Milwaukee resident Gary Wells has AIDS, and although he didn't get sick in the 1993 outbreak, he says he lost more than one friend to the bacterium.

"I used to drink this," he said, gesturing towards his sink, "because I thought I could trust that it was OK. But obviously I was wrong."

safe water

The CDC says boiling water for a minute, running it through a fine filter or using bottled water should protect those with impaired immune systems from cryptosporidiosis.

People with impaired immune systems include people with AIDS, and those undergoing chemotherapy for cancer.

Most of the time the CDC says these precautions are probably unnecessary. But, choosing to be safe rather than sorry, the AIDS Resource Center of Wisconsin distributes bottled water to its needy clients.

Since the Milwaukee outbreak, precautionary boil-water orders are becoming more common across the country. It even happened in Washington, D.C. this summer.

The aging of the population, and the increase in immune diseases like AIDS, increases the public health risk of waterborne infections.

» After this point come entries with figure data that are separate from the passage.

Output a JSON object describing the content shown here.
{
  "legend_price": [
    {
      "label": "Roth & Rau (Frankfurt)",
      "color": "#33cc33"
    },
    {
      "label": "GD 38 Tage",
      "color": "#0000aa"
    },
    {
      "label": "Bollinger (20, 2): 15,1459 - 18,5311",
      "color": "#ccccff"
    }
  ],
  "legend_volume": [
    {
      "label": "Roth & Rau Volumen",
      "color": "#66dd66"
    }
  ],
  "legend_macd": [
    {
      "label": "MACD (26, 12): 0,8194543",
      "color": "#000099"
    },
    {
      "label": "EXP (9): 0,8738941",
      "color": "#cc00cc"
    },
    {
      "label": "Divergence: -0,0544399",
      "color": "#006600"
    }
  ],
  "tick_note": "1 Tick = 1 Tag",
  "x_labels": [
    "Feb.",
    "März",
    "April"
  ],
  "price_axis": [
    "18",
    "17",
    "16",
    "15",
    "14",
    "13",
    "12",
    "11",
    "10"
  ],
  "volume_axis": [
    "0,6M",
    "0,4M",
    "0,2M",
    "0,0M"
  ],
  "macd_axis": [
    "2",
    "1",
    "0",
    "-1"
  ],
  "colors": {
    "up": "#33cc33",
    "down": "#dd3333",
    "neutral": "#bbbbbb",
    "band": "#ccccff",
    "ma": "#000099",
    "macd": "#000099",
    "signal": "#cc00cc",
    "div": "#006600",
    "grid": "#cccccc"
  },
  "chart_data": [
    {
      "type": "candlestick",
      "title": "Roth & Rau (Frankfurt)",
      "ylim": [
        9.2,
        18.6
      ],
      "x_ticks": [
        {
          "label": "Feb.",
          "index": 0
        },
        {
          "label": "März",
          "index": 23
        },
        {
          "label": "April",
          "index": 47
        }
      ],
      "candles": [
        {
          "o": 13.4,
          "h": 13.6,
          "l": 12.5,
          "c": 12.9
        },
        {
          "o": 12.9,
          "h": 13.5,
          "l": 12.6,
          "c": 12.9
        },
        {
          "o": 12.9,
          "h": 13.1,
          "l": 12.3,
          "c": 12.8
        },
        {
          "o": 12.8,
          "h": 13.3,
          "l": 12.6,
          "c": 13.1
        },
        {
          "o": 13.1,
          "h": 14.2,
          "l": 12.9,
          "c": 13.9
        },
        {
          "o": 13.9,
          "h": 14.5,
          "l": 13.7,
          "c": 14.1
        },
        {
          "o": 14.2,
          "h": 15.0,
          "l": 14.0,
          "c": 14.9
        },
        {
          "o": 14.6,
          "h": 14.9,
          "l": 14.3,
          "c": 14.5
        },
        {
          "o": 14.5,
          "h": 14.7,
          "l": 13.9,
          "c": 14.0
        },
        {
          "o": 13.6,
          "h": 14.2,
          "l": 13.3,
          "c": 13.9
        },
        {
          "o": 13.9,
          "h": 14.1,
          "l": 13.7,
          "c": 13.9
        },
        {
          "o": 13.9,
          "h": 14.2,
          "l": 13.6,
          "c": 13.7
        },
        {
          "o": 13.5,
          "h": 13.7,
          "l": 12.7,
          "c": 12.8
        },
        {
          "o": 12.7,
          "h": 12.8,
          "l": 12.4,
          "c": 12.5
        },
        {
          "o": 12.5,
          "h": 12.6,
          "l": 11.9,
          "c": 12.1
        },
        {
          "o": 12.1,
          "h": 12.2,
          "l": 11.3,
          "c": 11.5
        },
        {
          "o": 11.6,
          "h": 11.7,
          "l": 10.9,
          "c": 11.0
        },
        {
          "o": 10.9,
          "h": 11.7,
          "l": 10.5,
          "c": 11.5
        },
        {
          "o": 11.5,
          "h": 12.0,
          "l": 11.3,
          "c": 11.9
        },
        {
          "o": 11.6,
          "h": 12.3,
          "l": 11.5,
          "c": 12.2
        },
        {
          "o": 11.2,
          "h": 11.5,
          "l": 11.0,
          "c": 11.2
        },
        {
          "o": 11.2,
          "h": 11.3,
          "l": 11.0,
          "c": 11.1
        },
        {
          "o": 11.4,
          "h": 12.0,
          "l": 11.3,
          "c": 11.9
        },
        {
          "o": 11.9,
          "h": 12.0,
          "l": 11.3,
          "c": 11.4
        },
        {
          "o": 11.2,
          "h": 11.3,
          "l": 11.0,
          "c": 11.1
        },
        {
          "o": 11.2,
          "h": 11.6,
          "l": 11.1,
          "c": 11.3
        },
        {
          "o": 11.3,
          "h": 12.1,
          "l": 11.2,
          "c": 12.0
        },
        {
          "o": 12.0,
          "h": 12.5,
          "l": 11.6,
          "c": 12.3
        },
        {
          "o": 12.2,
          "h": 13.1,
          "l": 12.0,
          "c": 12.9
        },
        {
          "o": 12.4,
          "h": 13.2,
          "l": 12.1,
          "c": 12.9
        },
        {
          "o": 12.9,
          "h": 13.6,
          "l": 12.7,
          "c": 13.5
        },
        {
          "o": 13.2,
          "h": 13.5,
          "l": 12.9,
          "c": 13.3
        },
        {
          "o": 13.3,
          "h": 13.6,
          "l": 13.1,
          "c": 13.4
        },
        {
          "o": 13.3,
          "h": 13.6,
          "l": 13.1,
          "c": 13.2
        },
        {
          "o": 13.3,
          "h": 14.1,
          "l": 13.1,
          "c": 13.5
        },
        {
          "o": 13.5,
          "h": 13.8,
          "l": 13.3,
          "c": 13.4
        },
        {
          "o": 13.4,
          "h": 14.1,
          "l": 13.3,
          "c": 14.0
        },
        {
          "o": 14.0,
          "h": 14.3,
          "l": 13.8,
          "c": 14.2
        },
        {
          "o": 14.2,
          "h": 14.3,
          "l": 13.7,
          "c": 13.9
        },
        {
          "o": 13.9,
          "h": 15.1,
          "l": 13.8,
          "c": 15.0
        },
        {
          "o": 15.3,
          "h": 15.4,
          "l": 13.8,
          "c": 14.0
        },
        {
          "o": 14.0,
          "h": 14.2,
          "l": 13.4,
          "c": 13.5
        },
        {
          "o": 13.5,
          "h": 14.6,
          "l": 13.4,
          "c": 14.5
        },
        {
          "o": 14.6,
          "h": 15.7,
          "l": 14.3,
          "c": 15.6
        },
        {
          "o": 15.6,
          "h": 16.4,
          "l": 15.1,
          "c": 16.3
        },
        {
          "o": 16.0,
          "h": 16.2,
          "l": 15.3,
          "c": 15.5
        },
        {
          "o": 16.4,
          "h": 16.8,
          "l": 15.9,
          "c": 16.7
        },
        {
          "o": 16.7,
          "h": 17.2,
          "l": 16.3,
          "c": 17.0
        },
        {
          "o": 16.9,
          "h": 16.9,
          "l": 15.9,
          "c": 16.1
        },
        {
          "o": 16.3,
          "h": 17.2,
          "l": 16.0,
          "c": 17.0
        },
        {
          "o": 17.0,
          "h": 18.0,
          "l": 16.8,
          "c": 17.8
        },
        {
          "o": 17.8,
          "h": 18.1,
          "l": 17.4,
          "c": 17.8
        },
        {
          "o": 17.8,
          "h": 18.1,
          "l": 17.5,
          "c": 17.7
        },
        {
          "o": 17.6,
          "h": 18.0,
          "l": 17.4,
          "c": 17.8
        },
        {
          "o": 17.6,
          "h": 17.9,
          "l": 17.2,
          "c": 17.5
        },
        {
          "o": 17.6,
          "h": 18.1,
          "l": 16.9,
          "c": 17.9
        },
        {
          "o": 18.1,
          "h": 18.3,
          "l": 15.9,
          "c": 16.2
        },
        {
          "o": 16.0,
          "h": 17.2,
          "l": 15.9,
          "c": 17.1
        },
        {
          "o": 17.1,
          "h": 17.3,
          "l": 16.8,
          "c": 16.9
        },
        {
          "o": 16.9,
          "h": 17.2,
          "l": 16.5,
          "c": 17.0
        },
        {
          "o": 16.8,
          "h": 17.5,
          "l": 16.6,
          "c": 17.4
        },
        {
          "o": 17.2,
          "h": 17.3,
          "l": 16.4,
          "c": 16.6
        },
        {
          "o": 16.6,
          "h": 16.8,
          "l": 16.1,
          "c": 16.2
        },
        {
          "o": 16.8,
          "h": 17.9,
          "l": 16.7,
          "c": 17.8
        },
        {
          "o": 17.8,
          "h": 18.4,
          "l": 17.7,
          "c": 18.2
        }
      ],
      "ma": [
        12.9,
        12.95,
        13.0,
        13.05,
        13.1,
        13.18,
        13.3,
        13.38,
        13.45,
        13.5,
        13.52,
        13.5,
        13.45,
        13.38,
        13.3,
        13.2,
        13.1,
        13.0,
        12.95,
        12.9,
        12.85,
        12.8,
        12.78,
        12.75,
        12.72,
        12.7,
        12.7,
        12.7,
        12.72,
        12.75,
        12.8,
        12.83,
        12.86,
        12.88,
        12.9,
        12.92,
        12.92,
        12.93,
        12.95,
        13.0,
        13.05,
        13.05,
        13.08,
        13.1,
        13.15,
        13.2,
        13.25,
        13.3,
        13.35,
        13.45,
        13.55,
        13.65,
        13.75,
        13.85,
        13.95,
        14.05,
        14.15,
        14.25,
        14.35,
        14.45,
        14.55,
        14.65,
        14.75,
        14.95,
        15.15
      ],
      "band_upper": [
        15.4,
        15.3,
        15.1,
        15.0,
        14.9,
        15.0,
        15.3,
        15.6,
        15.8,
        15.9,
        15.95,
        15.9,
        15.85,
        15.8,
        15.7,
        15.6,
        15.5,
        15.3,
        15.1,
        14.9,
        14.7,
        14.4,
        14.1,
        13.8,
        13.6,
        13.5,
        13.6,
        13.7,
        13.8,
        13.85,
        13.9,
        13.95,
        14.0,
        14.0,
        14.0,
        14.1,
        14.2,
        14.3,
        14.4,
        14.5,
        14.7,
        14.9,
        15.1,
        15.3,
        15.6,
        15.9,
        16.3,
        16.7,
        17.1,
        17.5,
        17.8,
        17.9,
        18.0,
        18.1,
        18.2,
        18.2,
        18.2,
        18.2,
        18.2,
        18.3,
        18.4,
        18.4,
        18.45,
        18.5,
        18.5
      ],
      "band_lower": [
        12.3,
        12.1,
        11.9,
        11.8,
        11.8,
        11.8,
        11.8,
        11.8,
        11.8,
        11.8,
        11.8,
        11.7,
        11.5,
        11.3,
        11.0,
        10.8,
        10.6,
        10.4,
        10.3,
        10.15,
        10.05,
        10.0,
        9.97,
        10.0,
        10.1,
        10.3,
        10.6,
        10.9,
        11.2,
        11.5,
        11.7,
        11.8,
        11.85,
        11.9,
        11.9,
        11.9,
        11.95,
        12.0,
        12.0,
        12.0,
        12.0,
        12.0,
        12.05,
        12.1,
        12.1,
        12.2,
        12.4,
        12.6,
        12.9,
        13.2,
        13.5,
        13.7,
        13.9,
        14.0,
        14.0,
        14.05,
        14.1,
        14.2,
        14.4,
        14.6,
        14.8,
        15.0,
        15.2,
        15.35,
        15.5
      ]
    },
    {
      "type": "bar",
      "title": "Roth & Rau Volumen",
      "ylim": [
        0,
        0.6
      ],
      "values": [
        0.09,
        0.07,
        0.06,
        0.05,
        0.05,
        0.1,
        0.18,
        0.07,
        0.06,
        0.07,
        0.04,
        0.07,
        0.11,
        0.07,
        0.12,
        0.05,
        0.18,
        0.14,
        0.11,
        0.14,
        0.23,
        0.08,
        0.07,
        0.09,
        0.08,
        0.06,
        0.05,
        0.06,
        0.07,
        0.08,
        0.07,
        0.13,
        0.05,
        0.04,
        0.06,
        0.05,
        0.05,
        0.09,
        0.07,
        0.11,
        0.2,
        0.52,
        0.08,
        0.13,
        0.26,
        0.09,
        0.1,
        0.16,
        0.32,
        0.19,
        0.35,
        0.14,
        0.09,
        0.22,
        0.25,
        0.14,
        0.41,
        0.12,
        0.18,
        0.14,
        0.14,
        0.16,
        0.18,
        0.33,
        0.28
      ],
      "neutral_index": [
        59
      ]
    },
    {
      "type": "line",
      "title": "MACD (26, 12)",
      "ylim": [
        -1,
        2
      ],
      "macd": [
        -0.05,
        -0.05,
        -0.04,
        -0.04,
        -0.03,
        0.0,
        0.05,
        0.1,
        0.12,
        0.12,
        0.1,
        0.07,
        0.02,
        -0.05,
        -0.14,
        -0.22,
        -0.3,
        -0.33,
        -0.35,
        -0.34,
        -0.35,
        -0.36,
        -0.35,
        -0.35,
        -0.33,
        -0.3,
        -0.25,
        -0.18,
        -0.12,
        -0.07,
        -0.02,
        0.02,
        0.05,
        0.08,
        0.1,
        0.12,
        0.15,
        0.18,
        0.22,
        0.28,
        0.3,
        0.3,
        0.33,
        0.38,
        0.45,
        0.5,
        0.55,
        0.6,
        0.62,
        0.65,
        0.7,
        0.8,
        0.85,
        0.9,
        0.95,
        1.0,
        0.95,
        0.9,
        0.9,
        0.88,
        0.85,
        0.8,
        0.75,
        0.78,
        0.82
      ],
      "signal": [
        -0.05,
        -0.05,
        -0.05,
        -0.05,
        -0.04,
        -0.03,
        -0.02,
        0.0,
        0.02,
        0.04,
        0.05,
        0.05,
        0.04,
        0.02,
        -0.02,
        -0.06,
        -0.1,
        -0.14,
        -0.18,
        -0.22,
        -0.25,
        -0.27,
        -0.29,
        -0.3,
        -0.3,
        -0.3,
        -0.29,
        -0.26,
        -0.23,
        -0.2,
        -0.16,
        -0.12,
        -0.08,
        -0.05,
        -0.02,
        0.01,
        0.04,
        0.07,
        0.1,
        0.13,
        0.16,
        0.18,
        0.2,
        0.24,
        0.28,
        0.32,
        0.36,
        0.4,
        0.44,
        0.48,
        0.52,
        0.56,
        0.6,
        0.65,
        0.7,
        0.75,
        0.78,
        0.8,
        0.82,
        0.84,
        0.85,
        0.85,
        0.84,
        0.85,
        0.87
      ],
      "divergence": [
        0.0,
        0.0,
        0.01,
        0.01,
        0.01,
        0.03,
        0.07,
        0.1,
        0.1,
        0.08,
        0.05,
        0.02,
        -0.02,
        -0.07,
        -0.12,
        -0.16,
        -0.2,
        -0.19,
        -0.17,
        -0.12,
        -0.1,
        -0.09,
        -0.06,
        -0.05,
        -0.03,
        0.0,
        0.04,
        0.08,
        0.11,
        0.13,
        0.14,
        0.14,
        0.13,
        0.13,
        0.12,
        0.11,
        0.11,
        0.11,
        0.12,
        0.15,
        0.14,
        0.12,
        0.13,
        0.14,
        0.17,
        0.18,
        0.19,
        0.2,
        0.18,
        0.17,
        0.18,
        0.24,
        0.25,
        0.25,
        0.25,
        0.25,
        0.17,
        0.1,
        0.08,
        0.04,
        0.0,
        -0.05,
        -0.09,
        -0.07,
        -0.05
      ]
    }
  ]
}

Before Milwaukee, sporadic outbreaks might never have drawn any attention.

Morris

"We've been sort of spoiled by our own success and become complacent, and I think what happened in Milwaukee was really a product of that complacency," said Dr. Robert Morris of the Medical College of Wisconsin.

The CDC estimates that each year, infectious drinking water sickens a million Americans and kills a thousand. But most cases are isolated.

In Milwaukee, it took a massive outbreak and public outrage to bring about overdue improvements and safeguards.

And as the debate for clean water drags on elsewhere in the country, some wonder how many cities will also learn their lessons the hard way.